一方ハードコーディングされている方はどうだろうか。 これはMock_Turtleに挿し替えることは不可能。製品コードに手を入れる必要がある。

//たとえば製品コードを#define DEBUGでデバッグビルド時にMockオブジェクトに挿し替える
class Painter{
    Painter(){};
    ~Painter(){};
    #ifndef DEBUG
    InterfaceTurtle turtle = new Turtle();
    #else
    InterfaceTurtle turtle = new Mock_turtle();
    #endif // !DEBUG
}

テストしやすい構造=DIパターン?

ということは、テストしやすい構造はDIパターンを使っているもので、それ以外はテスト性が悪いと行っていいのだろうか。

基本的にはYES。なので基本的に、他のクラスを使うときにはDIパターンでオブジェクトを渡せないかを考える、といった方針で良いと思う。

ただし、必ずDIパターンにできるかというとそれはまた別問題。

たとえばPainterがTurtleの他に10個のオブジェクトが必要になったとしたとき、コンストラクタの引数がとても多く煩雑になる。
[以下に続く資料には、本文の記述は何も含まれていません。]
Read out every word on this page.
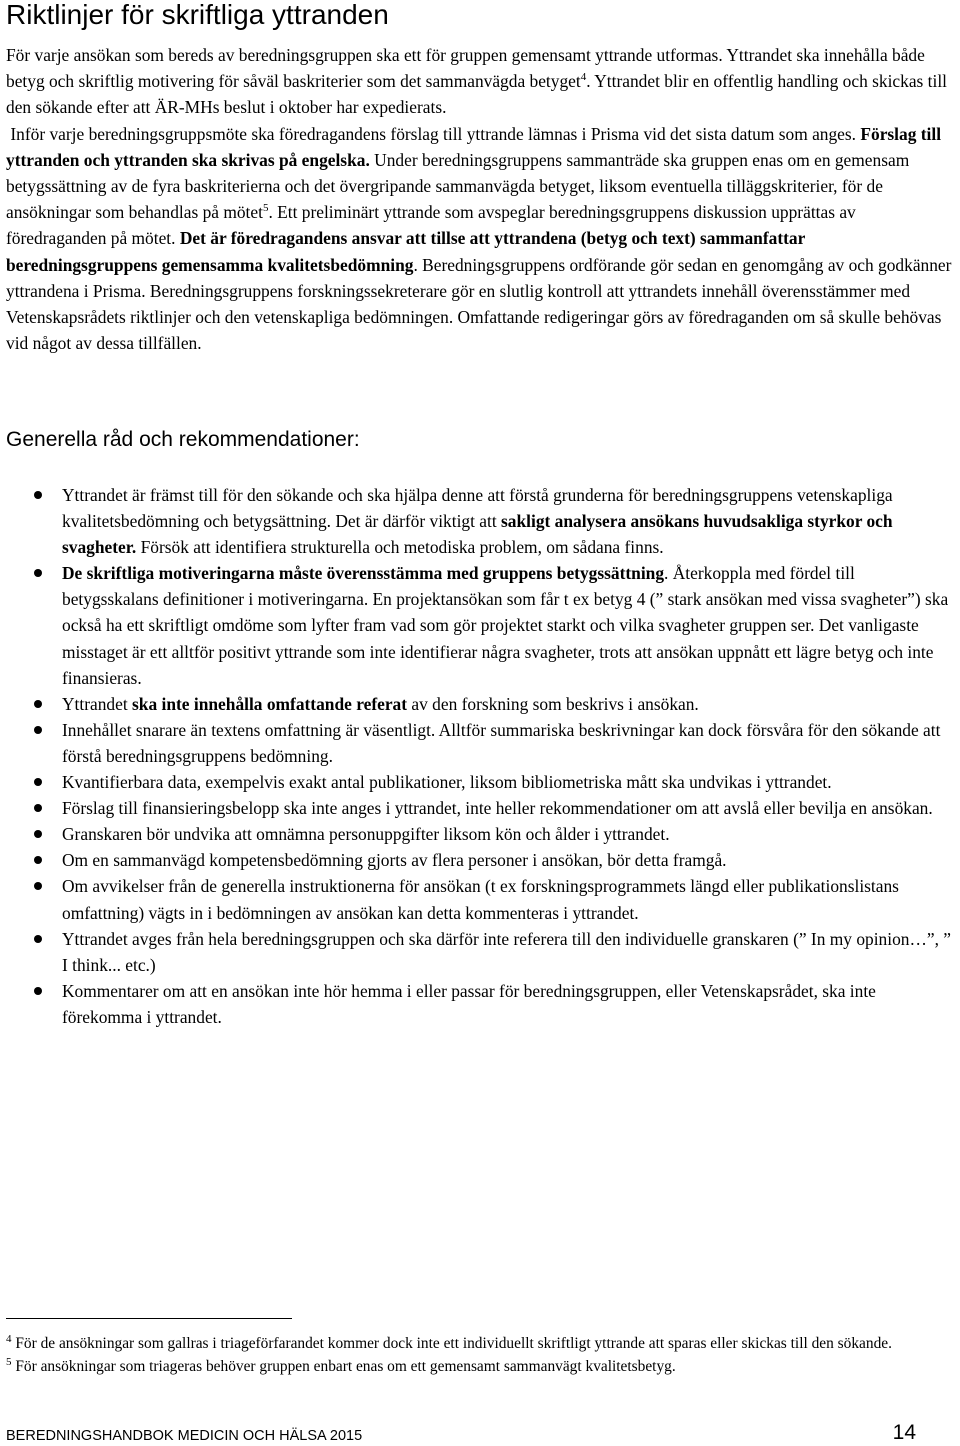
Riktlinjer för skriftliga yttranden

För varje ansökan som bereds av beredningsgruppen ska ett för gruppen gemensamt yttrande utformas. Yttrandet ska innehålla både betyg och skriftlig motivering för såväl baskriterier som det sammanvägda betyget$^4$. Yttrandet blir en offentlig handling och skickas till den sökande efter att ÄR-MHs beslut i oktober har expedierats.

Inför varje beredningsgruppsmöte ska föredragandens förslag till yttrande lämnas i Prisma vid det sista datum som anges. Förslag till yttranden och yttranden ska skrivas på engelska. Under beredningsgruppens sammanträde ska gruppen enas om en gemensam betygssättning av de fyra baskriterierna och det övergripande sammanvägda betyget, liksom eventuella tilläggskriterier, för de ansökningar som behandlas på mötet$^5$. Ett preliminärt yttrande som avspeglar beredningsgruppens diskussion upprättas av föredraganden på mötet. Det är föredragandens ansvar att tillse att yttrandena (betyg och text) sammanfattar beredningsgruppens gemensamma kvalitetsbedömning. Beredningsgruppens ordförande gör sedan en genomgång av och godkänner yttrandena i Prisma. Beredningsgruppens forskningssekreterare gör en slutlig kontroll att yttrandets innehåll överensstämmer med Vetenskapsrådets riktlinjer och den vetenskapliga bedömningen. Omfattande redigeringar görs av föredraganden om så skulle behövas vid något av dessa tillfällen.

Generella råd och rekommendationer:
Yttrandet är främst till för den sökande och ska hjälpa denne att förstå grunderna för beredningsgruppens vetenskapliga kvalitetsbedömning och betygsättning. Det är därför viktigt att sakligt analysera ansökans huvudsakliga styrkor och svagheter. Försök att identifiera strukturella och metodiska problem, om sådana finns.
De skriftliga motiveringarna måste överensstämma med gruppens betygssättning. Återkoppla med fördel till betygsskalans definitioner i motiveringarna. En projektansökan som får t ex betyg 4 (” stark ansökan med vissa svagheter”) ska också ha ett skriftligt omdöme som lyfter fram vad som gör projektet starkt och vilka svagheter gruppen ser. Det vanligaste misstaget är ett alltför positivt yttrande som inte identifierar några svagheter, trots att ansökan uppnått ett lägre betyg och inte finansieras.
Yttrandet ska inte innehålla omfattande referat av den forskning som beskrivs i ansökan.
Innehållet snarare än textens omfattning är väsentligt. Alltför summariska beskrivningar kan dock försvåra för den sökande att förstå beredningsgruppens bedömning.
Kvantifierbara data, exempelvis exakt antal publikationer, liksom bibliometriska mått ska undvikas i yttrandet.
Förslag till finansieringsbelopp ska inte anges i yttrandet, inte heller rekommendationer om att avslå eller bevilja en ansökan.
Granskaren bör undvika att omnämna personuppgifter liksom kön och ålder i yttrandet.
Om en sammanvägd kompetensbedömning gjorts av flera personer i ansökan, bör detta framgå.
Om avvikelser från de generella instruktionerna för ansökan (t ex forskningsprogrammets längd eller publikationslistans omfattning) vägts in i bedömningen av ansökan kan detta kommenteras i yttrandet.
Yttrandet avges från hela beredningsgruppen och ska därför inte referera till den individuelle granskaren (” In my opinion…”, ” I think... etc.)
Kommentarer om att en ansökan inte hör hemma i eller passar för beredningsgruppen, eller Vetenskapsrådet, ska inte förekomma i yttrandet.

$^4$ För de ansökningar som gallras i triageförfarandet kommer dock inte ett individuellt skriftligt yttrande att sparas eller skickas till den sökande.

$^5$ För ansökningar som triageras behöver gruppen enbart enas om ett gemensamt sammanvägt kvalitetsbetyg.

BEREDNINGSHANDBOK MEDICIN OCH HÄLSA 2015	14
引数の数を変えると呼び出し元の記述もかえなければいけないため、安易に引数の数が変わるような設計はやめておいたほうがいい。

//引数が多くて煩雑
Painter painter(&turtle,&SeaTurtle,&Crane,&Elephant,&Eagle,・・・);

その他にも、無理にDIパターンを使うことで設計が崩れてしまう、といった場合にはDIパターン適用によるテスト性の向上と天秤にかけて考える必要がある。

おわりに

簡単にクラスの動きを模擬できるGoogle Mock。どのようなものかわかっていただけただろうか。 DIパターンで作られていれば、簡単にクラスの動きを模擬できる神のような存在と、感じていただけただろうと思う。

Google Test/Mockなどのテストフレームワークを使ってテストを書いてみると、「テストのしやすさ」といった設計の観点を体感できるためぜひ一度は試してみるのはいかがでしょう。